Впрочем, в шестидесятые дом на Таврической пошел на капитальный ремонт; его жильцов разбросало по городу, и то, что некогда было близкой дружбой, постепенно превратилось в смесь редких визитов и обязательных поздравлений с днями рождения. Для моей бабушки эти поздравления были связаны с известным ощущением неловкости — она чувствовала себя виноватой в том, что они видятся столь редко и что их дружба почти сошла на нет. В нашем же доме Регина Марковна была всего лишь именем, иногда встречавшимся среди случайных тем случайного разговора, призраком, долгое время лишенным зрительного образа, — пока однажды Саша не сказал мне:
— Слушай, я же обещал сегодня зайти к тетке. Пойдем вместе?
Был апрель, холодный и язвительный, с черной талой клинописью надежд на сером весеннем снегу, когда гранит еще холоден, серая вода бурлит, но лед уже взломан, и пена разбивается о его плывущие глыбы. Но в отличие от марта с его холодами и обманчивыми проблесками солнца, апрель уже был весной, хотя, конечно же, весной северной, а значит неровной, грустной и лукавой, но часто и теплой, иногда дождливой, почти всегда иллюзорной.
Мы сидели в «Гноме» — полутемном кафе на полпути от Фурштатской до Дома Мурузи; и, войдя, Женька сказала:
— Я так и знала, что застану вас здесь.
— Было очень, очень сложно догадаться, — ответил Саша.
Мы пили светлое варево, помеченное в меню как «кофе-суррогат», заедая его пирожными буше и ромовыми бабами, купленными в кондитерской напротив. Женька села около окна, потом, подумав, передвинулась правее, поближе к стенке, переставив этюдник и вазочку с мороженым, которая оставила на столе влажный, круглый, светящийся в полумраке след.
— Мы идем к моей тетке, — сказал он Женьке. — Ты же знаешь тетю Регину.
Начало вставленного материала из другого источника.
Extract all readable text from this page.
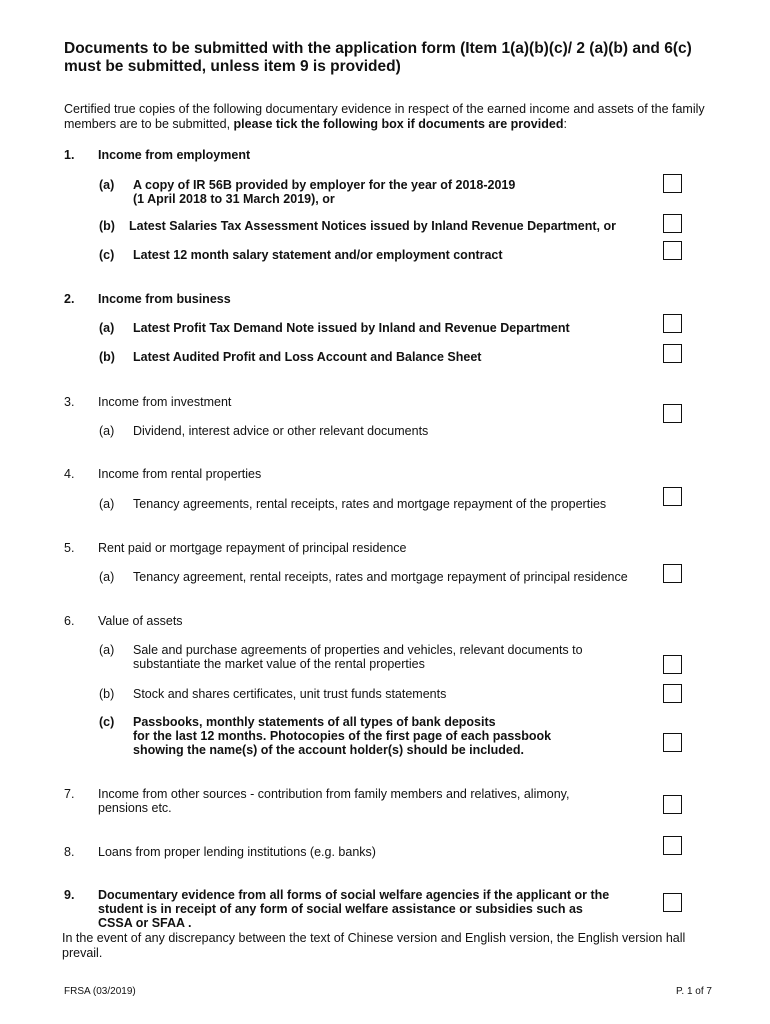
Documents to be submitted with the application form (Item 1(a)(b)(c)/ 2 (a)(b) and 6(c) must be submitted, unless item 9 is provided)
Certified true copies of the following documentary evidence in respect of the earned income and assets of the family members are to be submitted, please tick the following box if documents are provided:
1. Income from employment
(a) A copy of IR 56B provided by employer for the year of 2018-2019
(1 April 2018 to 31 March 2019), or
(b) Latest Salaries Tax Assessment Notices issued by Inland Revenue Department, or
(c) Latest 12 month salary statement and/or employment contract
2. Income from business
(a) Latest Profit Tax Demand Note issued by Inland and Revenue Department
(b) Latest Audited Profit and Loss Account and Balance Sheet
3. Income from investment
(a) Dividend, interest advice or other relevant documents
4. Income from rental properties
(a) Tenancy agreements, rental receipts, rates and mortgage repayment of the properties
5. Rent paid or mortgage repayment of principal residence
(a) Tenancy agreement, rental receipts, rates and mortgage repayment of principal residence
6. Value of assets
(a) Sale and purchase agreements of properties and vehicles, relevant documents to
substantiate the market value of the rental properties
(b) Stock and shares certificates, unit trust funds statements
(c) Passbooks, monthly statements of all types of bank deposits
for the last 12 months. Photocopies of the first page of each passbook
showing the name(s) of the account holder(s) should be included.
7. Income from other sources - contribution from family members and relatives, alimony,
pensions etc.
8. Loans from proper lending institutions (e.g. banks)
9. Documentary evidence from all forms of social welfare agencies if the applicant or the
student is in receipt of any form of social welfare assistance or subsidies such as
CSSA or SFAA .
In the event of any discrepancy between the text of Chinese version and English version, the English version hall prevail.
FRSA (03/2019)	P. 1 of 7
Я ей позвоню и скажу, что мы все идем к ней пить чай.
— Я иду красить в Михайловский сад, — сказала Женя, запихивая в карман оставшуюся ромовую бабу.
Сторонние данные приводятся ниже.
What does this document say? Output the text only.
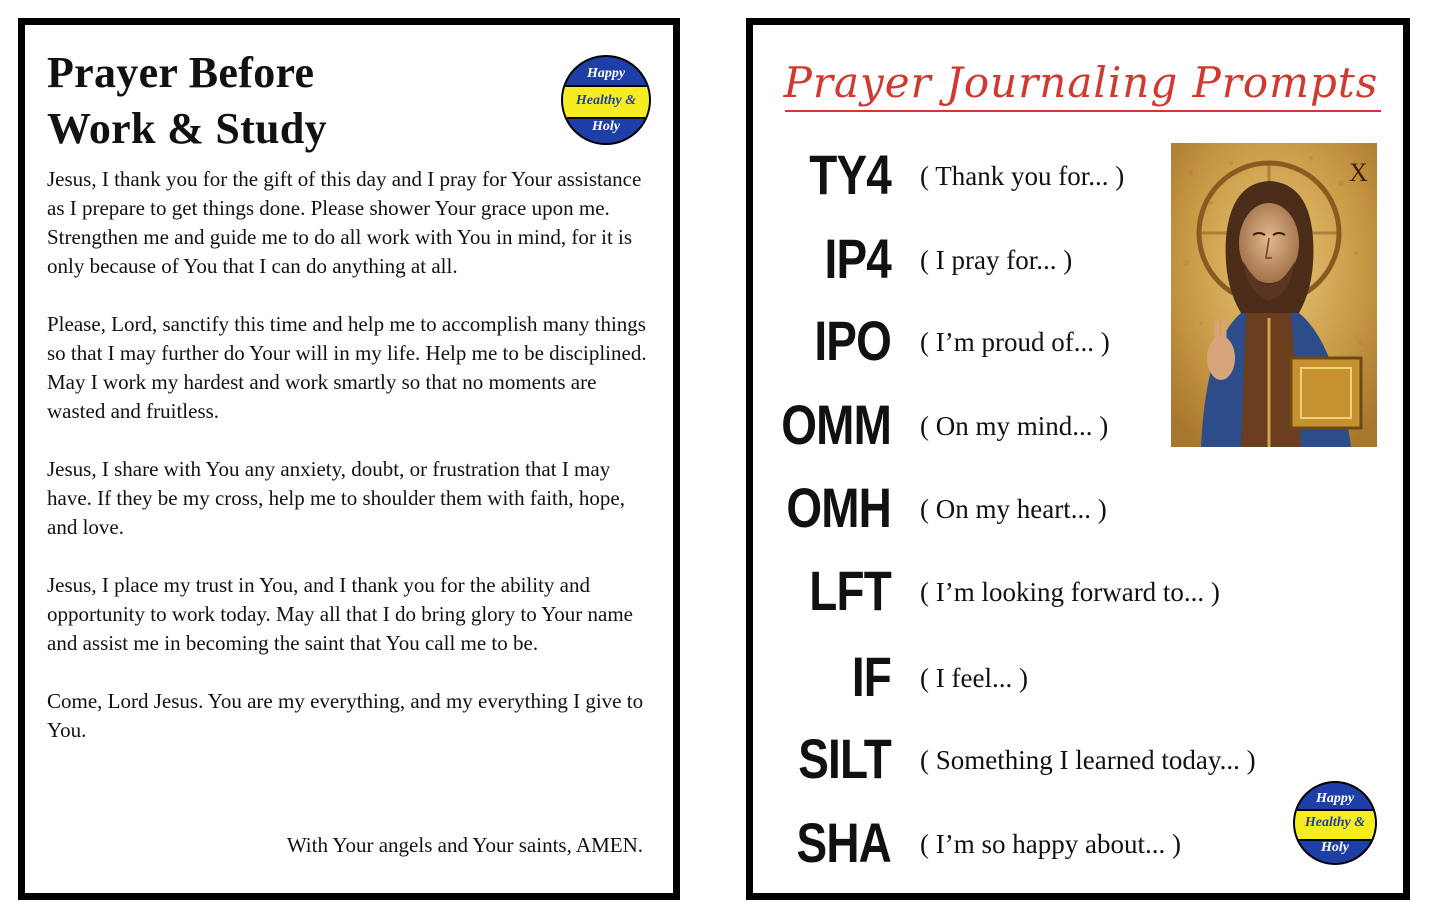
Prayer Before
Work & Study
Happy
Healthy &
Holy

Jesus, I thank you for the gift of this day and I pray for Your assistance as I prepare to get things done. Please shower Your grace upon me. Strengthen me and guide me to do all work with You in mind, for it is only because of You that I can do anything at all.

Please, Lord, sanctify this time and help me to accomplish many things so that I may further do Your will in my life. Help me to be disciplined. May I work my hardest and work smartly so that no moments are wasted and fruitless.

Jesus, I share with You any anxiety, doubt, or frustration that I may have. If they be my cross, help me to shoulder them with faith, hope, and love.

Jesus, I place my trust in You, and I thank you for the ability and opportunity to work today. May all that I do bring glory to Your name and assist me in becoming the saint that You call me to be.

Come, Lord Jesus. You are my everything, and my everything I give to You.

With Your angels and Your saints, AMEN.
Prayer Journaling Prompts
TY4 ( Thank you for... )
IP4 ( I pray for... )
IPO ( I’m proud of... )
OMM ( On my mind... )
OMH ( On my heart... )
LFT ( I’m looking forward to... )
IF ( I feel... )
SILT ( Something I learned today... )
SHA ( I’m so happy about... )
X
Happy
Healthy &
Holy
Допив кофе, мы пообещали составить ей компанию. В булочной напротив мы купили буханку хлеба для уток и лебедей; в киоске на остановке — пачку дешевых сигарет. Как мне показалось, трамвай шел из парка, задний вагон был почти пуст, и даже шепот откликался эхом; мы тоже молчали, вслушиваясь в холод сидений и неровный перезвон колес. Выйдя сразу после Пантелеймоновского моста, мы вернулись чуть назад, Саша прислонил Женькин этюдник к чугунной решетке со щитами и перекрещенными под ними секирами и копьями; единым движением отпрянув от проходящего автобуса, мы перегнулись через перила к мутной весенней воде.